Bu usulsüz tahsislerin yarattığı güncel kamu zararının 13.578.000 lira gibi devasa bir boyuta ulaştığı hesaplanmıştır. Kaynaklarda gösterilen belgelerde, hangi araçların, kimler tarafından AK Parti il başkanlığına teslim edildiği, kimin teslim aldığı, araçların plakaları, modelleri, markaları, tipleri, motor ve şasi numaraları gibi tüm detayların yer aldığı belirtildi. Hatta bu yasa dışı işlemlerin "pervasızca" yapıldığı ve araç teslim tutanaklarının altına "seçim süresince tahsisli" gibi ibareler konulduğu ifade edildi. Tahsis edildiği belgelenen araçlar arasında 11 adet Passat, 15 adet Megan, 10 adet Clio, 8 adet Fluence, 2 adet Symbol, 3 adet Opel Insignia, 7 adet Ford Transit ve 3 adet Dacia Logi gibi farklı marka ve modeller bulunuyor. Özellikle 11 adet Passat'ın tahsis edilmiş olması, yakın zamanda CHP İstanbul İl Başkanı Özgür Çelik ile ilgili ortaya atılan ve gerçek olmadığı savunulan tek bir Passat aracı kiralama iddiasıyla karşılaştırıldı.

Ekrem İmamoğlu'nun talimatıyla İBB Teftiş Kurulu bu usulsüz tahsislerle ilgili bir rapor hazırladı. Bu rapor, 17 Haziran 2020 tarihinde gereğinin yapılması talebiyle İstanbul Valiliği'ne gönderildi. Bu ve benzeri haberleri takip etmek için https://www.avazturk.com lütfen bu adresi takip ediniz. Ancak kaynaklara göre, İstanbul Valiliği'nden bu rapora dair "çıtlak çıkmadı", "bir tek yanıt bile verilmedi". Teftiş Kurulu Başkanlığı, 14 Eylül 2020'de Valiliğe bir yazı daha göndererek raporun akıbeti hakkında bilgi ve gereğinin yapılmasını beklediklerini iletti. Buna rağmen Valiliğin "hiçbir şey yapmadığı" iddia edildi. O dönemin İstanbul Valisi ve şimdinin İçişleri Bakanı Ali Yerlikaya'nın bu konuda "suspus olduğu" ve işlem yapmadığı, bunun "görevi kötüye kullanmak" ve "suça ortak olmak" olduğu açıkça ifade edildi. Bu durumun alenen suç teşkil ettiği ve bu suça bulaşan dönemin AK Partili yetkilileri ile İBB üst düzey yöneticilerinin ifadeye çağrılması gerektiği vurgulandı. Sadece İBB yetkilileri değil, aynı zamanda bu yasa dışı tahsisi kabul eden, kamu kaynağını kendi siyasi menfaatleri doğrultusunda kullanan AK Parti'nin siyasi üst düzey yöneticilerinin de yargılanması gerektiği belirtildi. Bu durumun belgeli bir yolsuzluk olduğu ve İçişleri Bakanı'ndan görevinin gereğini yapmasının beklendiği ifade edildi. https://www.avazturk.com gibi bağımsız yayın organları da bu tür iddiaların peşine düşmelidir.

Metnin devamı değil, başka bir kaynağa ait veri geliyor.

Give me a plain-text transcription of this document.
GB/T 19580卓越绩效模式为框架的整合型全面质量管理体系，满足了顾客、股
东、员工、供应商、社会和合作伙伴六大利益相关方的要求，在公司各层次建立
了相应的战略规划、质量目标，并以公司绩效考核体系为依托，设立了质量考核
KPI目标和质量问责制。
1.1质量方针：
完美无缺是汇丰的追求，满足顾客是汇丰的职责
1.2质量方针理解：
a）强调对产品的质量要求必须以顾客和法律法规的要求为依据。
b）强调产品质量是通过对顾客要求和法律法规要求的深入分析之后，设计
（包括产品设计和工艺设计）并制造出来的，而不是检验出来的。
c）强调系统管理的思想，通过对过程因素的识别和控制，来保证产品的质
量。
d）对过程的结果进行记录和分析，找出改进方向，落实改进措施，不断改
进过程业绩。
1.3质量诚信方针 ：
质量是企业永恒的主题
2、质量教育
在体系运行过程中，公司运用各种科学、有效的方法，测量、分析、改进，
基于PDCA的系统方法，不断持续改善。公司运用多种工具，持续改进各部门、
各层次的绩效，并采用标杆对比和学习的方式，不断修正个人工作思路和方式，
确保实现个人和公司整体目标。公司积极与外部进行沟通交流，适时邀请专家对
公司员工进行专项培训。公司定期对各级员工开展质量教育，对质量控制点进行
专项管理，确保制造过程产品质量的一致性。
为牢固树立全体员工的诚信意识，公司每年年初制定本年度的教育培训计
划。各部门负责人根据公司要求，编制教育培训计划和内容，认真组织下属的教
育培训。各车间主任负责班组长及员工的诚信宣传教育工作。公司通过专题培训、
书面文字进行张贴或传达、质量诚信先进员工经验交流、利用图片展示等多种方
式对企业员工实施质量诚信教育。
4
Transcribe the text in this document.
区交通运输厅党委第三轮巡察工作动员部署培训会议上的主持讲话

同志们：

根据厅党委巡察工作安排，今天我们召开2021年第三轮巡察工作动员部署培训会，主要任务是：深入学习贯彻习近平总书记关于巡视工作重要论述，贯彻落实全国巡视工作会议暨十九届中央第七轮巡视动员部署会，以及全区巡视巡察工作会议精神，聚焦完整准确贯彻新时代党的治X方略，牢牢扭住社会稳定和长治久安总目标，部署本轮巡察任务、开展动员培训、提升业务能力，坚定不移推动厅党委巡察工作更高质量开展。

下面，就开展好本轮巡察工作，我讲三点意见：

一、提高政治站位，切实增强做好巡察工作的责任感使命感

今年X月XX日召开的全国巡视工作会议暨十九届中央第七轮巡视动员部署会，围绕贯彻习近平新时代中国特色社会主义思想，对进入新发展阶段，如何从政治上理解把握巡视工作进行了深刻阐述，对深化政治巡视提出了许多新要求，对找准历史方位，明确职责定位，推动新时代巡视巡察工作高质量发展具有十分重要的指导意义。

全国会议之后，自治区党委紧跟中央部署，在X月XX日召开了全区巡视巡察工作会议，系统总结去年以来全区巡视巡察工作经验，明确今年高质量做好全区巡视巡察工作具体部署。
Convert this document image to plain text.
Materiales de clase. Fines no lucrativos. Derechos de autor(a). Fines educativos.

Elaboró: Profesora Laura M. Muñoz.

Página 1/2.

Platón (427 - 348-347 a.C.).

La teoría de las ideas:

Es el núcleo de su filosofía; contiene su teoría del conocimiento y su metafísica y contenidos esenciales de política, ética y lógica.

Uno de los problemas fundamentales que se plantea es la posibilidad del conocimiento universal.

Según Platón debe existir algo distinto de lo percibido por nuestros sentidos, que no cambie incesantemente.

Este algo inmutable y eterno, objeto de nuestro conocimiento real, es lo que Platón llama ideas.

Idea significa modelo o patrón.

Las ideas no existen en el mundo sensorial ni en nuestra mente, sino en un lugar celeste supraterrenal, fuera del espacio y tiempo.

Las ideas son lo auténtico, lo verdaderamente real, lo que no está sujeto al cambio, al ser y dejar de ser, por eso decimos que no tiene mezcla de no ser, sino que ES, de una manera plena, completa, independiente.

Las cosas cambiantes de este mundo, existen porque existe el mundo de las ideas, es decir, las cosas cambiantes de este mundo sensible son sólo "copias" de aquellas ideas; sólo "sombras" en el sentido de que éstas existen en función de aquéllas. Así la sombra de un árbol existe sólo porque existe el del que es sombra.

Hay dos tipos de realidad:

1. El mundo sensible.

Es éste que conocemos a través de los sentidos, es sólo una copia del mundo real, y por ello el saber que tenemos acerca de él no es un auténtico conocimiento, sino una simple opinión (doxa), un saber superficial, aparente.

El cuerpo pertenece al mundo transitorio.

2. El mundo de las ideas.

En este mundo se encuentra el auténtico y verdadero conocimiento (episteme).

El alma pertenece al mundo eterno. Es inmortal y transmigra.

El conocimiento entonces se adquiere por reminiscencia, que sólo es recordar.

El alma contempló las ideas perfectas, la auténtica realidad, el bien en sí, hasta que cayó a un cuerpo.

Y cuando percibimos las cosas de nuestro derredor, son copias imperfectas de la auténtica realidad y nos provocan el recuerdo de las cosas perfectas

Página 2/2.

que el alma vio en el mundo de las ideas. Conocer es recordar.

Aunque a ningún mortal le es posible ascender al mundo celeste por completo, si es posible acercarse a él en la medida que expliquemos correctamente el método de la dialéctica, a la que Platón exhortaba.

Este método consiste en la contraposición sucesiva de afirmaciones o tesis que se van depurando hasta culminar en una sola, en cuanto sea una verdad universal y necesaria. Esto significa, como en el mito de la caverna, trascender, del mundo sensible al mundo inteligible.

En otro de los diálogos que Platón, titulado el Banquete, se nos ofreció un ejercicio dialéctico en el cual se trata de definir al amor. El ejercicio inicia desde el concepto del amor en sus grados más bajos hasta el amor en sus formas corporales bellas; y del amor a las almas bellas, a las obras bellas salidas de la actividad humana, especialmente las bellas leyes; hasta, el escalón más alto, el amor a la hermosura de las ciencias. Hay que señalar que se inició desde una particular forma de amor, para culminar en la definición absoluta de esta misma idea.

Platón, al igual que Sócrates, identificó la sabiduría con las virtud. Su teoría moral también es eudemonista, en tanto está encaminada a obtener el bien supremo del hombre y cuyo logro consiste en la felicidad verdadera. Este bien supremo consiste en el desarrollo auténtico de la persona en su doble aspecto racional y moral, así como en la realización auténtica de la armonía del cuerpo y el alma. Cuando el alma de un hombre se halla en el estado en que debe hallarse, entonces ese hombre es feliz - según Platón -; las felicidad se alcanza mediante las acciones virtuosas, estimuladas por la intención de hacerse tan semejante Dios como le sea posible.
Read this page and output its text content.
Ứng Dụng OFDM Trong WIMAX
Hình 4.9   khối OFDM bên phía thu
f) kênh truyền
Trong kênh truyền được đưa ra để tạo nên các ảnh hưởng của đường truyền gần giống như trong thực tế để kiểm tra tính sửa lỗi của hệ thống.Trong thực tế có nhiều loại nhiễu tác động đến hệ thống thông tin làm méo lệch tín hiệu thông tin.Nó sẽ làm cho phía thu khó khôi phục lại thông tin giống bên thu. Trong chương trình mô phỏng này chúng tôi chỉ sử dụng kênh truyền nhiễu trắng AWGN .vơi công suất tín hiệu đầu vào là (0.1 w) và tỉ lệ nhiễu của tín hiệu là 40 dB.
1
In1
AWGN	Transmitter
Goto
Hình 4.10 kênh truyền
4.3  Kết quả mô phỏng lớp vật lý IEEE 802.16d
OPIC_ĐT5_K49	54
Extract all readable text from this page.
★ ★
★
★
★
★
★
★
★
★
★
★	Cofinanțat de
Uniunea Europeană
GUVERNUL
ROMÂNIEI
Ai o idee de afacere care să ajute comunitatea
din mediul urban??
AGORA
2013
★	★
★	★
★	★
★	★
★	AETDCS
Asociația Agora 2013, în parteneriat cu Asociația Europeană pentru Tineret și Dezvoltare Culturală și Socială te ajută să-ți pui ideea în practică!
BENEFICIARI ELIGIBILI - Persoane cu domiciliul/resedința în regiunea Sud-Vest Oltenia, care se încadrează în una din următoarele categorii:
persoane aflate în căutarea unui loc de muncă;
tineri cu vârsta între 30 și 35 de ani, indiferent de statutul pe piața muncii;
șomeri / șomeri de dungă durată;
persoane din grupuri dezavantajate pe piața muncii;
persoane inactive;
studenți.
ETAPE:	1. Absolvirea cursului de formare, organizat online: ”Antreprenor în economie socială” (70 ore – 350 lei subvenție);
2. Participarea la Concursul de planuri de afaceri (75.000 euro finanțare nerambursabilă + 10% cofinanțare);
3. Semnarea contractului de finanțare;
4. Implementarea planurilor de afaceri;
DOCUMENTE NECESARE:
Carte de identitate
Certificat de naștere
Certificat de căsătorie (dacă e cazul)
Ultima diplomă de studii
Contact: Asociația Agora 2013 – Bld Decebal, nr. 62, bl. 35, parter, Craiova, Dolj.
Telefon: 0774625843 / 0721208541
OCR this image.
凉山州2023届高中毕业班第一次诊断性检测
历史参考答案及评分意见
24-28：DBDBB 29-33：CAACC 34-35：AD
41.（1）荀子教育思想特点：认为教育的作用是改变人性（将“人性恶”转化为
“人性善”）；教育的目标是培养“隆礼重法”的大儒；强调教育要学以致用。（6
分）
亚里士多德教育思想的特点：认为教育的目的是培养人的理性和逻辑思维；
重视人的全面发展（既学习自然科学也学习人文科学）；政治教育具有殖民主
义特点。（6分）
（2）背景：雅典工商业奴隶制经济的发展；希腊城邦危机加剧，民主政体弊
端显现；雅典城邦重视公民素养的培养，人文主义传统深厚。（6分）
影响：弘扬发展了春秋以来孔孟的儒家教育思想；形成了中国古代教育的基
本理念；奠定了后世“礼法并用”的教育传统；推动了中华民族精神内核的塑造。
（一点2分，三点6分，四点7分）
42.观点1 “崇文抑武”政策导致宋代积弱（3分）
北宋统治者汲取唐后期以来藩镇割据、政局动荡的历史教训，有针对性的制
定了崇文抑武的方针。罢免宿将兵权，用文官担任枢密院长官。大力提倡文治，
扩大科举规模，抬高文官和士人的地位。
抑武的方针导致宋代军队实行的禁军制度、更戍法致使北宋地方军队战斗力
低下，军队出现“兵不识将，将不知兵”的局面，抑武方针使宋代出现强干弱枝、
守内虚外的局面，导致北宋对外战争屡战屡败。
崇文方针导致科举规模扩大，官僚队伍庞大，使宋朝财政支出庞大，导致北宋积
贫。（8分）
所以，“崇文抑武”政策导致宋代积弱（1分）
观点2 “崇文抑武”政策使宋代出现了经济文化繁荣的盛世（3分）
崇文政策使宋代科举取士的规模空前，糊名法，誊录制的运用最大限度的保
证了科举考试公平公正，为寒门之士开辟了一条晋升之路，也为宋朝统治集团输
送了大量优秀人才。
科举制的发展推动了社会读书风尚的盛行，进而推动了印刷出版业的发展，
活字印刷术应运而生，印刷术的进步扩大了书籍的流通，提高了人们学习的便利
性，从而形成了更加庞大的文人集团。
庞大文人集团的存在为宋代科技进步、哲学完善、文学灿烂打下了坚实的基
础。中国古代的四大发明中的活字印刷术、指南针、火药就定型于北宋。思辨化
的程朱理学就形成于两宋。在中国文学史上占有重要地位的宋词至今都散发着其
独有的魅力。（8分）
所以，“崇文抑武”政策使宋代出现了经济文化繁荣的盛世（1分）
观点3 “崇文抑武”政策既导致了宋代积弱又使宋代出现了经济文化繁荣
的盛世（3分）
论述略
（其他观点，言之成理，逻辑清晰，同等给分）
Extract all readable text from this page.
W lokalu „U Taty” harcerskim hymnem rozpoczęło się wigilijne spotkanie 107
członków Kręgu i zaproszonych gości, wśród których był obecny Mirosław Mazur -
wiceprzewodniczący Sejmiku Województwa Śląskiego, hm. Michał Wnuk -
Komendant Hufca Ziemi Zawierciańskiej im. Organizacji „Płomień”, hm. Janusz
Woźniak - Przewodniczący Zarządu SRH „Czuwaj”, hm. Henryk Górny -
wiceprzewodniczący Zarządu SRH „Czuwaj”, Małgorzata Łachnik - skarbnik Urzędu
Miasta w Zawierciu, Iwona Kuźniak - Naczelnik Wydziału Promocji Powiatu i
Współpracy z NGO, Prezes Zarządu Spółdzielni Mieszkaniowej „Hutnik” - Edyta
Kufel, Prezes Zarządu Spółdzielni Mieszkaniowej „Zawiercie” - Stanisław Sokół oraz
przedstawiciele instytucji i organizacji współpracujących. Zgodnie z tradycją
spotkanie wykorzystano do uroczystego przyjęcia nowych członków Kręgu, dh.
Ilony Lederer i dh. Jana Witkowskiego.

Kaynaklarda bahsedilen tek usulsüzlük araç tahsisleri değil. AK Parti dönemine ait olduğu iddia edilen başka çarpıcı örnekler de belgeleriyle paylaşıldı. Bunlardan biri, 2012 yılında İBB'nin 590.000 dolara satın aldığı Skorski tipi helikopterin satışı. Bu helikopterin, 2019 yılında, yani yerel seçimlerden hemen önce, "faal durumda değilken" 601.800 liraya satıldığı belirtildi. Satın alma ve satış faturaları mevcut olan bu işlemin bir yolsuzluk olduğu ve aradaki kamu zararının 18 milyon lira olduğu hesaplandı. Bu konuda da suç duyurusunda bulunulduğu aktarıldı.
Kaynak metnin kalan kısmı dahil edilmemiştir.